ECLI:NL:GHSHE:2019:3106

Gerechtshof 's-Hertogenbosch

Datum uitspraak
20 augustus 2019
Publicatiedatum
20 augustus 2019
Zaaknummer
200.241.560_01
Instantie
Gerechtshof 's-Hertogenbosch
Type
Uitspraak
Rechtsgebied
Civiel recht
Procedures
  • Hoger beroep
Vindplaatsen
  • Rechtspraak.nl
AI samenvatting door LexboostAutomatisch gegenereerd

Hoger beroep inzake tekortkomingen in de advisering door een advocaat met betrekking tot een doorstart en de gevolgen daarvan voor de cliënt

In deze zaak gaat het om een hoger beroep van [appellante] tegen een vonnis van de rechtbank Limburg, waarin zij vorderingen had ingesteld tegen [geïntimeerde], een advocaat. [appellante] stelt dat [geïntimeerde] tekort is geschoten in de nakoming van zijn verplichtingen uit hoofde van een met haar gesloten overeenkomst en onrechtmatig heeft gehandeld. De zaak betreft een doorstart van een vennootschap waarin [appellante] enig aandeelhoudster en bestuurder was. Na een mislukte overname door een derde partij, heeft [appellante] [geïntimeerde] ingeschakeld voor advies. Zij stelt dat door het onzorgvuldig handelen van [geïntimeerde] haar schade is ontstaan, waaronder incassokosten en schade in verband met de doorstart. Het hof heeft de procedure in hoger beroep beoordeeld aan de hand van de stukken van de eerste aanleg en de ingediende grieven. Het hof concludeert dat [appellante] niet aannemelijk heeft gemaakt dat er een causaal verband bestaat tussen de gestelde schade en het handelen van [geïntimeerde]. De rechtbank heeft de vorderingen van [appellante] terecht afgewezen. Het hof bekrachtigt het vonnis van de rechtbank en wijst de vorderingen in hoger beroep af. [appellante] wordt veroordeeld in de proceskosten van het hoger beroep.

Uitspraak

GERECHTSHOF ’s-HERTOGENBOSCH

Team Handelsrecht
zaaknummer 200.241.560/01
arrest van 20 augustus 2019
in de zaak van
[appellante],
wonende te [woonplaats] ,
appellante,
advocaat: mr.

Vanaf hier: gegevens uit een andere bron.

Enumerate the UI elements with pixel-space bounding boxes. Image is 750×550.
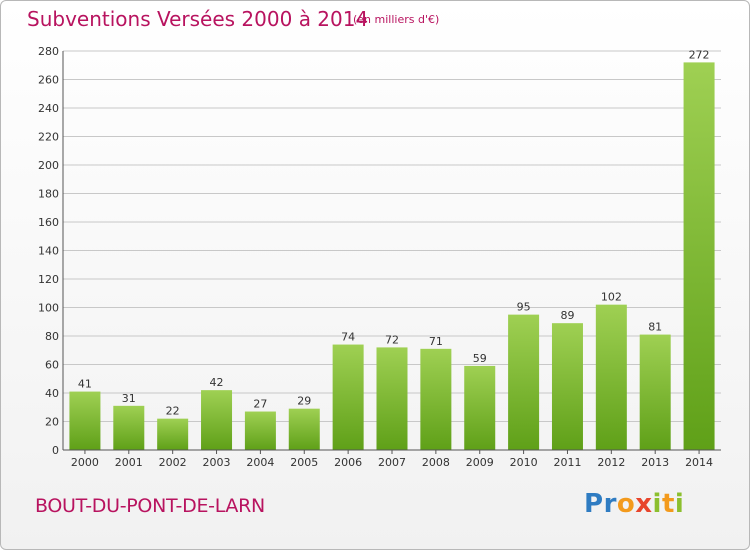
x-tick-label: 2001 — [115, 456, 143, 469]
y-tick-label: 280 — [38, 45, 59, 58]
bar — [376, 347, 408, 450]
x-tick-label: 2005 — [290, 456, 318, 469]
bar — [508, 314, 540, 450]
x-tick-label: 2003 — [203, 456, 231, 469]
bar — [157, 418, 189, 450]
x-tick-label: 2009 — [466, 456, 494, 469]
chart-title: Subventions Versées 2000 à 2014 — [27, 7, 369, 31]
x-tick-label: 2007 — [378, 456, 406, 469]
x-tick-label: 2014 — [685, 456, 713, 469]
data-label: 42 — [210, 376, 224, 389]
y-tick-label: 60 — [45, 359, 59, 372]
y-tick-label: 220 — [38, 131, 59, 144]
y-tick-label: 240 — [38, 102, 59, 115]
data-label: 27 — [253, 398, 267, 411]
x-tick-label: 2002 — [159, 456, 187, 469]
bar — [244, 411, 276, 450]
bar — [288, 408, 320, 450]
x-tick-label: 2000 — [71, 456, 99, 469]
data-label: 74 — [341, 331, 355, 344]
y-tick-label: 100 — [38, 302, 59, 315]
y-tick-label: 80 — [45, 330, 59, 343]
proxiti-logo[interactable]: Proxiti — [584, 489, 685, 519]
data-label: 31 — [122, 392, 136, 405]
data-label: 59 — [473, 352, 487, 365]
y-tick-label: 120 — [38, 273, 59, 286]
x-tick-label: 2011 — [553, 456, 581, 469]
city-name: BOUT-DU-PONT-DE-LARN — [35, 495, 265, 517]
x-tick-label: 2013 — [641, 456, 669, 469]
y-tick-label: 140 — [38, 245, 59, 258]
bar — [113, 405, 145, 450]
data-label: 102 — [601, 291, 622, 304]
bar — [551, 323, 583, 450]
data-label: 81 — [648, 321, 662, 334]
bar — [595, 304, 627, 450]
data-label: 272 — [689, 48, 710, 61]
data-label: 89 — [560, 309, 574, 322]
data-label: 72 — [385, 333, 399, 346]
y-tick-label: 0 — [52, 444, 59, 457]
bar — [639, 334, 671, 450]
x-tick-label: 2010 — [510, 456, 538, 469]
data-label: 29 — [297, 395, 311, 408]
bar — [69, 391, 101, 450]
data-label: 95 — [517, 301, 531, 314]
data-label: 71 — [429, 335, 443, 348]
bar — [420, 348, 452, 450]
x-tick-label: 2008 — [422, 456, 450, 469]
y-tick-label: 20 — [45, 416, 59, 429]
y-tick-label: 180 — [38, 188, 59, 201]
data-label: 22 — [166, 405, 180, 418]
bar — [683, 62, 715, 451]
y-tick-label: 200 — [38, 159, 59, 172]
y-tick-label: 160 — [38, 216, 59, 229]
data-label: 41 — [78, 378, 92, 391]
x-tick-label: 2004 — [246, 456, 274, 469]
y-tick-label: 40 — [45, 387, 59, 400]
y-tick-label: 260 — [38, 74, 59, 87]
chart-subtitle: (en milliers d'€) — [353, 13, 440, 26]
bar — [201, 390, 233, 450]
x-tick-label: 2012 — [597, 456, 625, 469]
bar — [464, 365, 496, 450]
bar — [332, 344, 364, 450]
x-tick-label: 2006 — [334, 456, 362, 469]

S.X.J. Zuidema te Heerlen,
tegen
[de vennootschap 1],
gevestigd te [vestigingsplaats] ,
geïntimeerde,
advocaat: mr. W.L.J. Kremer te Amsterdam,
op het bij exploot van dagvaarding van 30 mei 2018 ingeleide hoger beroep van het door de rechtbank Limburg (locatie Maastricht) gewezen vonnis van 4 april 2018 tussen appellante (hierna [appellante] ; in eerste aanleg aangeduid als [naam] , de naam van haar toenmalige echtgenoot) als eiseres en geïntimeerde (hierna [geïntimeerde] ) als gedaagde.

1.Het geding in eerste aanleg (zaak-/rolnr. C/03/233928 / HA ZA 17-187)

Voor het geding in eerste aanleg verwijst het hof naar voormeld vonnis.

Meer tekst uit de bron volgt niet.